No, it doesn't reqire login

Firm Is Accused of Sending Spam, and Fight Jams Internet

A squabble between a group fighting spam and a Dutch company that hosts Web sites said to be sending spam has escalated into one of the largest computer attacks on the Internet, causing widespread congestion and jamming crucial infrastructure around the world.......


Unless it's for US view only.....I never thought of that. Try going through a US proxy.
http://www.proxy4free.com/
 
fonz said:
This requires a login. Can you post a brief summary of what it says?

Cliffnotes:

Spammer-friendly ISP located in hardened bunker generates 300 gigabit D.O.S. on spamhaus.org servers after finding itself on the blocklist.
 
Use of spamhaus services is your decision and if you set up your systems in such a way that they go down when spamhaus services are not available you're the one to blame.
 
kpa said:
Use of spamhaus services is your decision and if you set up your systems in such a way that they go down when spamhaus services are not available you're the one to blame.

The problem is, that this particular DoS uss DNS, fakes thousands of DNS requests to Spamhaus.. from other users.. Which then causes Spamhaus to send info BACK to those people.. slowing down traffic in the process.

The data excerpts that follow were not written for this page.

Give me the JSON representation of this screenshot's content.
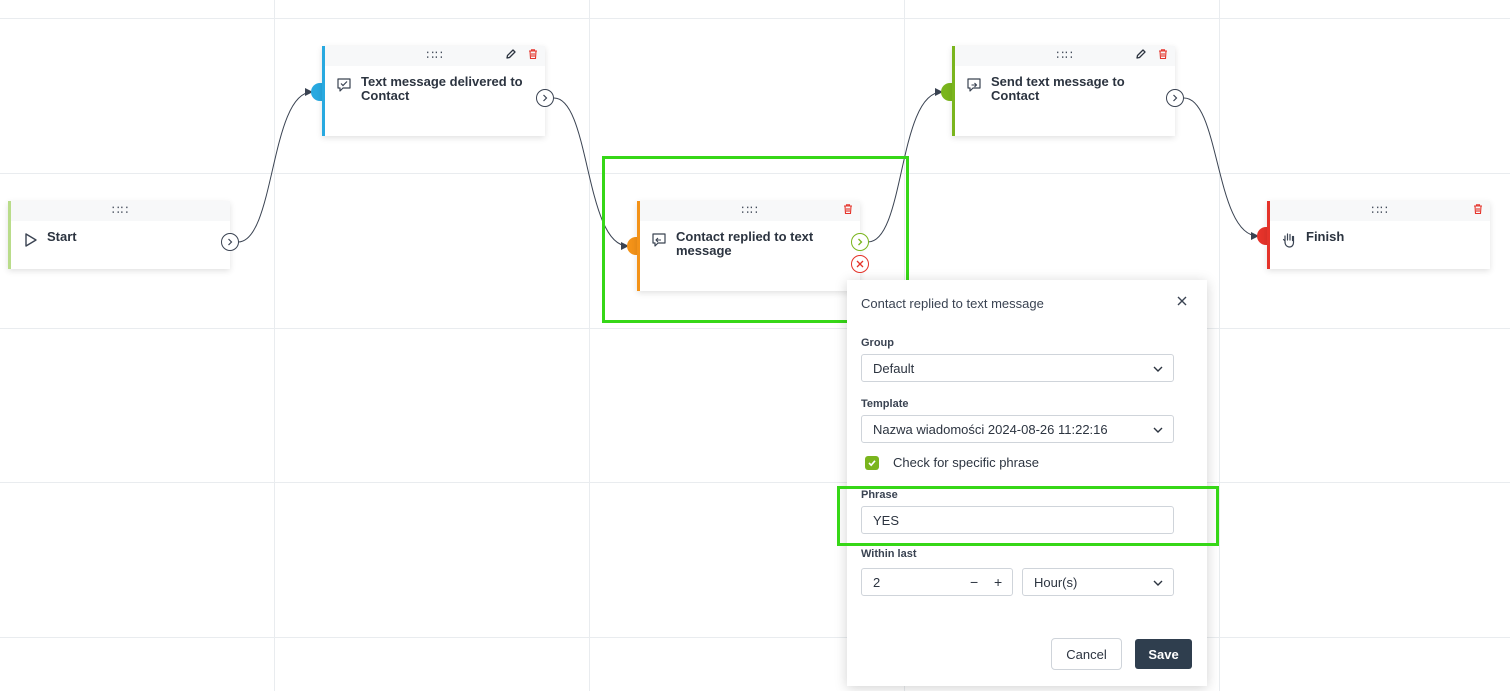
{
  "canvas": {
    "nodes": {
      "start": {
        "title": "Start",
        "drag_handle": "∷∷",
        "accent": "#b9dc8a",
        "icon": "play-icon"
      },
      "delivered": {
        "title": "Text message delivered to Contact",
        "drag_handle": "∷∷",
        "accent": "#28a9e0",
        "icon": "message-check-icon"
      },
      "replied": {
        "title": "Contact replied to text message",
        "drag_handle": "∷∷",
        "accent": "#f39218",
        "icon": "message-reply-icon"
      },
      "send": {
        "title": "Send text message to Contact",
        "drag_handle": "∷∷",
        "accent": "#7ab51d",
        "icon": "message-send-icon"
      },
      "finish": {
        "title": "Finish",
        "drag_handle": "∷∷",
        "accent": "#e5332a",
        "icon": "hand-stop-icon"
      }
    },
    "colors": {
      "delete": "#e5332a",
      "success_port": "#7ab51d",
      "failure_port": "#e5332a",
      "highlight": "#36d717"
    }
  },
  "panel": {
    "title": "Contact replied to text message",
    "group": {
      "label": "Group",
      "value": "Default"
    },
    "template": {
      "label": "Template",
      "value": "Nazwa wiadomości 2024-08-26 11:22:16"
    },
    "check_phrase": {
      "label": "Check for specific phrase",
      "checked": true
    },
    "phrase": {
      "label": "Phrase",
      "value": "YES"
    },
    "within_last": {
      "label": "Within last",
      "value": "2",
      "minus": "−",
      "plus": "+",
      "unit": "Hour(s)"
    },
    "buttons": {
      "cancel": "Cancel",
      "save": "Save"
    }
  }
}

It's not so much that these servers are "relying" on Spamhaus, it's that the traffic is overwhelming major backbone servers, and slowing down things for people who connect off those.
 
However, it's slightly overblown. Only certain connections are being overwhelmed. NOT the entire internet, as previously claimed.
 
break19 said:
The problem is, that this particular DoS uss DNS, fakes thousands of DNS requests to Spamhaus.. from other users.. Which then causes Spamhaus to send info BACK to those people.. slowing down traffic in the process.

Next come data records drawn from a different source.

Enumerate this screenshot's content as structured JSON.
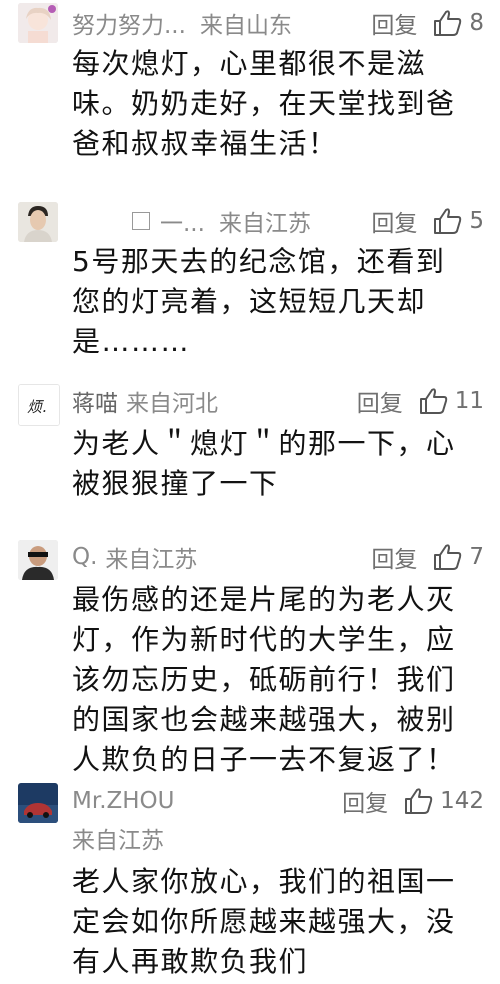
{
  "comments": [
    {
      "name": "努力努力...",
      "location": "来自山东",
      "reply_label": "回复",
      "likes": "8",
      "text": "每次熄灯，心里都很不是滋\n味。奶奶走好，在天堂找到爸\n爸和叔叔幸福生活！"
    },
    {
      "name": "一...",
      "location": "来自江苏",
      "reply_label": "回复",
      "likes": "5",
      "text": "5号那天去的纪念馆，还看到\n您的灯亮着，这短短几天却\n是………"
    },
    {
      "name": "蒋喵",
      "location": "来自河北",
      "reply_label": "回复",
      "likes": "11",
      "text": "为老人＂熄灯＂的那一下，心\n被狠狠撞了一下"
    },
    {
      "name": "Q.",
      "location": "来自江苏",
      "reply_label": "回复",
      "likes": "7",
      "text": "最伤感的还是片尾的为老人灭\n灯，作为新时代的大学生，应\n该勿忘历史，砥砺前行！我们\n的国家也会越来越强大，被别\n人欺负的日子一去不复返了！"
    },
    {
      "name": "Mr.ZHOU",
      "location": "来自江苏",
      "reply_label": "回复",
      "likes": "142",
      "text": "老人家你放心，我们的祖国一\n定会如你所愿越来越强大，没\n有人再敢欺负我们"
    }
  ],
  "avatar_logo_text": "烦.",
  "colors": {
    "meta_gray": "#8a8a8a",
    "text": "#121212",
    "background": "#ffffff"
  }
}
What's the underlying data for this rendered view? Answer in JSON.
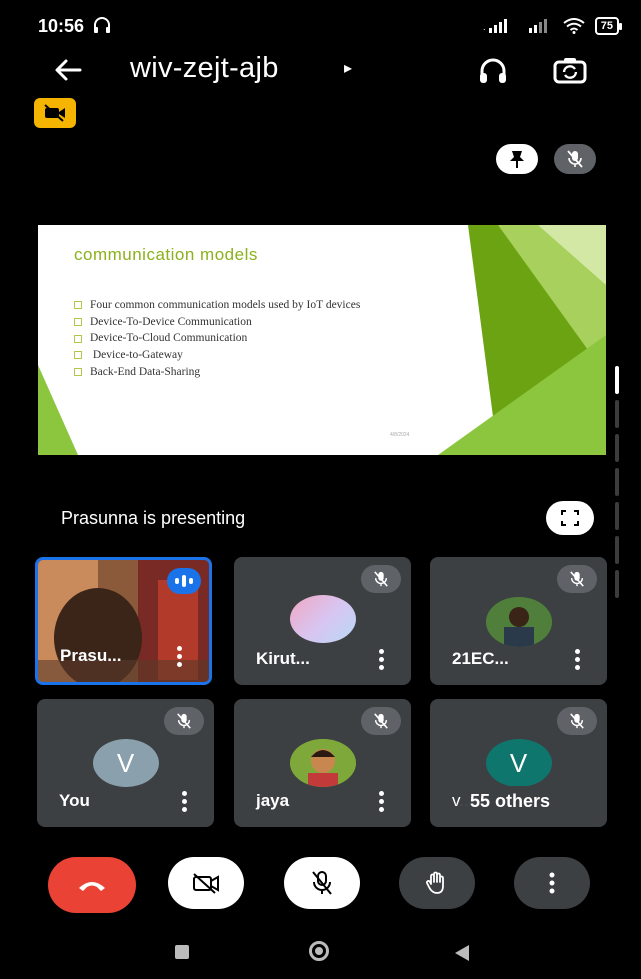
{
  "status_bar": {
    "time": "10:56",
    "battery": "75"
  },
  "header": {
    "meeting_code": "wiv-zejt-ajb",
    "caret": "▸"
  },
  "presentation": {
    "slide_title": "communication models",
    "slide_bullets": [
      "Four common communication models used by IoT devices",
      "Device-To-Device Communication",
      "Device-To-Cloud Communication",
      " Device-to-Gateway",
      "Back-End Data-Sharing"
    ],
    "slide_footer_date": "4/8/2024",
    "presenting_label": "Prasunna is presenting"
  },
  "participants": [
    {
      "name": "Prasu...",
      "speaking": true
    },
    {
      "name": "Kirut...",
      "muted": true
    },
    {
      "name": "21EC...",
      "muted": true
    },
    {
      "name": "You",
      "initial": "V",
      "muted": true
    },
    {
      "name": "jaya",
      "muted": true
    },
    {
      "name": "v...",
      "initial": "V",
      "muted": true,
      "overflow_label": "55 others"
    }
  ],
  "colors": {
    "end_call": "#ea4335",
    "speaking_accent": "#1a73e8",
    "recording_badge": "#f4b400",
    "tile_bg": "#3c4043",
    "avatar_you": "#8aa0ac",
    "avatar_others": "#0f766e",
    "slide_accent": "#8bb11c"
  },
  "icons": {
    "back": "arrow-left-icon",
    "audio": "headphones-icon",
    "switch_camera": "switch-camera-icon",
    "recording": "video-off-badge-icon",
    "pin": "pin-icon",
    "mute": "mic-off-icon",
    "fullscreen": "fullscreen-icon",
    "end_call": "phone-hangup-icon",
    "camera": "camera-off-icon",
    "microphone": "mic-off-icon",
    "raise_hand": "hand-icon",
    "more": "more-vert-icon"
  }
}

It's not so much that these servers are "relying" on Spamhaus, it's that the traffic is overwhelming major backbone servers, and slowing down things for people who connect off those.

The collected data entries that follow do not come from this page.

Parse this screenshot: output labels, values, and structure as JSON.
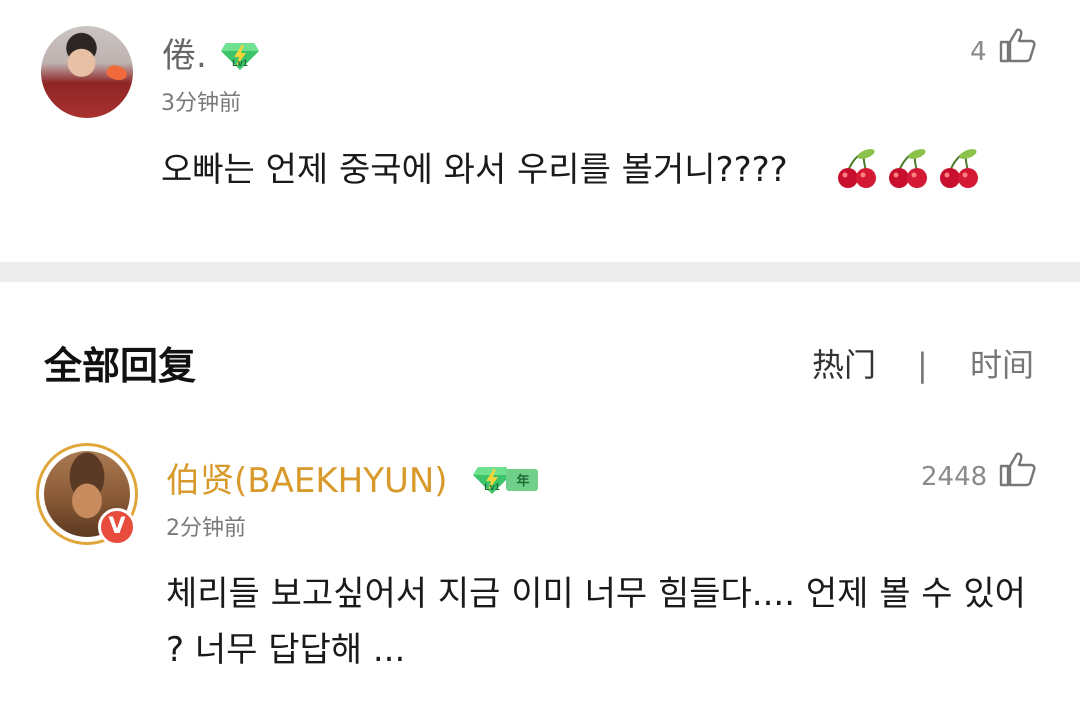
{
  "top_comment": {
    "username": "倦.",
    "level_badge": "Lv1",
    "time": "3分钟前",
    "like_count": "4",
    "text": "오빠는 언제 중국에 와서 우리를 볼거니????",
    "emoji": [
      "cherry-emoji",
      "cherry-emoji",
      "cherry-emoji"
    ]
  },
  "replies_section": {
    "title": "全部回复",
    "sort_hot": "热门",
    "sort_separator": "|",
    "sort_time": "时间"
  },
  "reply": {
    "username": "伯贤(BAEKHYUN)",
    "level_badge": "Lv1",
    "year_badge": "年",
    "verified": "V",
    "time": "2分钟前",
    "like_count": "2448",
    "text": "체리들 보고싶어서 지금 이미 너무 힘들다.... 언제 볼 수 있어 ? 너무 답답해 ..."
  },
  "colors": {
    "reply_name": "#d89a2b",
    "verified_badge": "#e74c3c",
    "divider": "#ececec"
  }
}
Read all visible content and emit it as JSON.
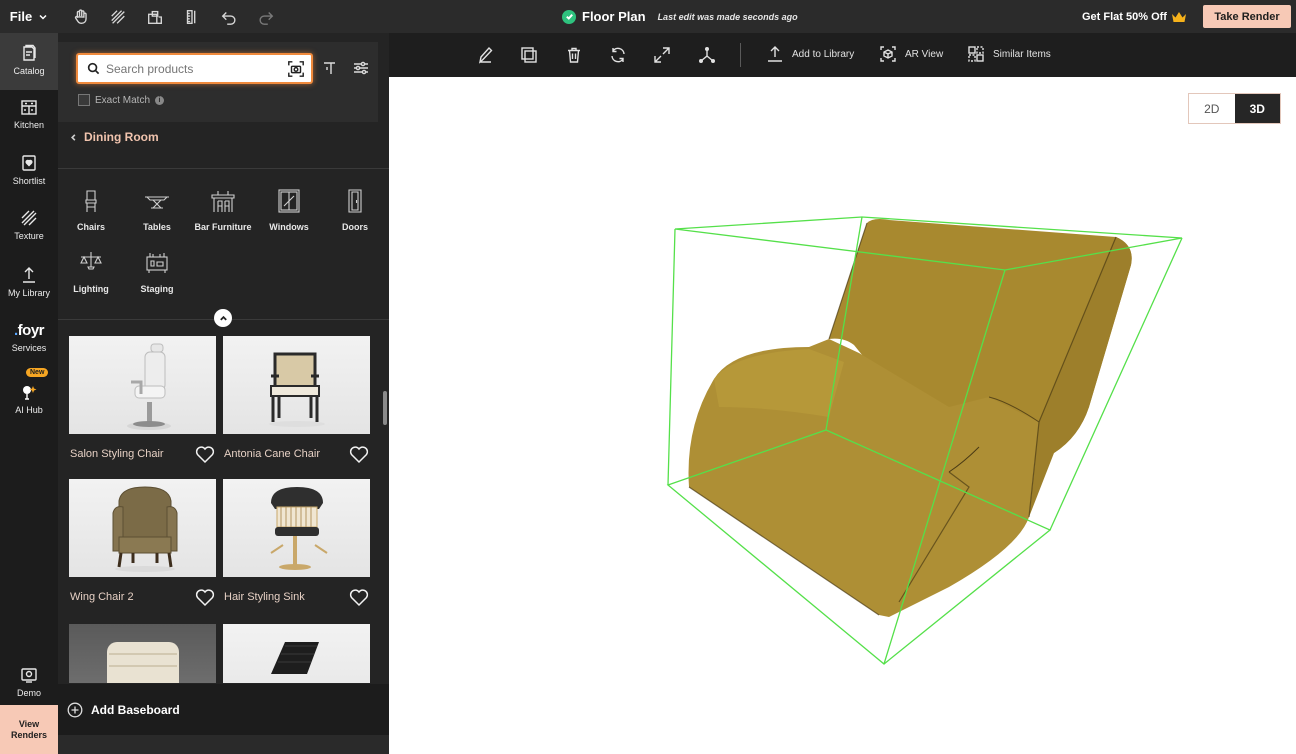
{
  "topbar": {
    "file_label": "File",
    "title": "Floor Plan",
    "last_edit": "Last edit was made seconds ago",
    "promo": "Get Flat 50% Off",
    "take_render": "Take Render"
  },
  "rail": {
    "items": [
      {
        "label": "Catalog",
        "icon": "catalog-icon"
      },
      {
        "label": "Kitchen",
        "icon": "kitchen-icon"
      },
      {
        "label": "Shortlist",
        "icon": "shortlist-icon"
      },
      {
        "label": "Texture",
        "icon": "texture-icon"
      },
      {
        "label": "My Library",
        "icon": "upload-icon"
      },
      {
        "label": "Services",
        "icon": "foyr-logo"
      },
      {
        "label": "AI Hub",
        "icon": "ai-hub-icon"
      },
      {
        "label": "Demo",
        "icon": "demo-icon"
      }
    ],
    "foyr_logo": "foyr",
    "new_badge": "New",
    "view_renders": "View Renders"
  },
  "panel": {
    "search_placeholder": "Search products",
    "exact_match": "Exact Match",
    "breadcrumb": "Dining Room",
    "categories": [
      {
        "label": "Chairs",
        "icon": "chair-icon"
      },
      {
        "label": "Tables",
        "icon": "table-icon"
      },
      {
        "label": "Bar Furniture",
        "icon": "bar-furniture-icon"
      },
      {
        "label": "Windows",
        "icon": "window-icon"
      },
      {
        "label": "Doors",
        "icon": "door-icon"
      },
      {
        "label": "Lighting",
        "icon": "lighting-icon"
      },
      {
        "label": "Staging",
        "icon": "staging-icon"
      }
    ],
    "products": [
      {
        "name": "Salon Styling Chair"
      },
      {
        "name": "Antonia Cane Chair"
      },
      {
        "name": "Wing Chair 2"
      },
      {
        "name": "Hair Styling Sink"
      }
    ],
    "add_baseboard": "Add Baseboard"
  },
  "canvas_toolbar": {
    "add_to_library": "Add to Library",
    "ar_view": "AR View",
    "similar_items": "Similar Items"
  },
  "view_toggle": {
    "option_2d": "2D",
    "option_3d": "3D",
    "selected": "3D"
  },
  "colors": {
    "accent": "#f7c9b6",
    "search_glow": "#f08a3c",
    "selection_box": "#55e04a",
    "sofa": "#a8892f"
  }
}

Everything I've read on the topic states that a bunch of open recursing DNS servers were queried with fake source addresses, making those servers send (large) replies to the intended victim. As Cloudflare didn't go down, they started hitting Cloudflares individual upstream providers instead.

I believe this method is also called DRDoS (Distributed Redirected Denial of Service), and I remember reading an article about it over at grc.com several years ago, although I can't find it now.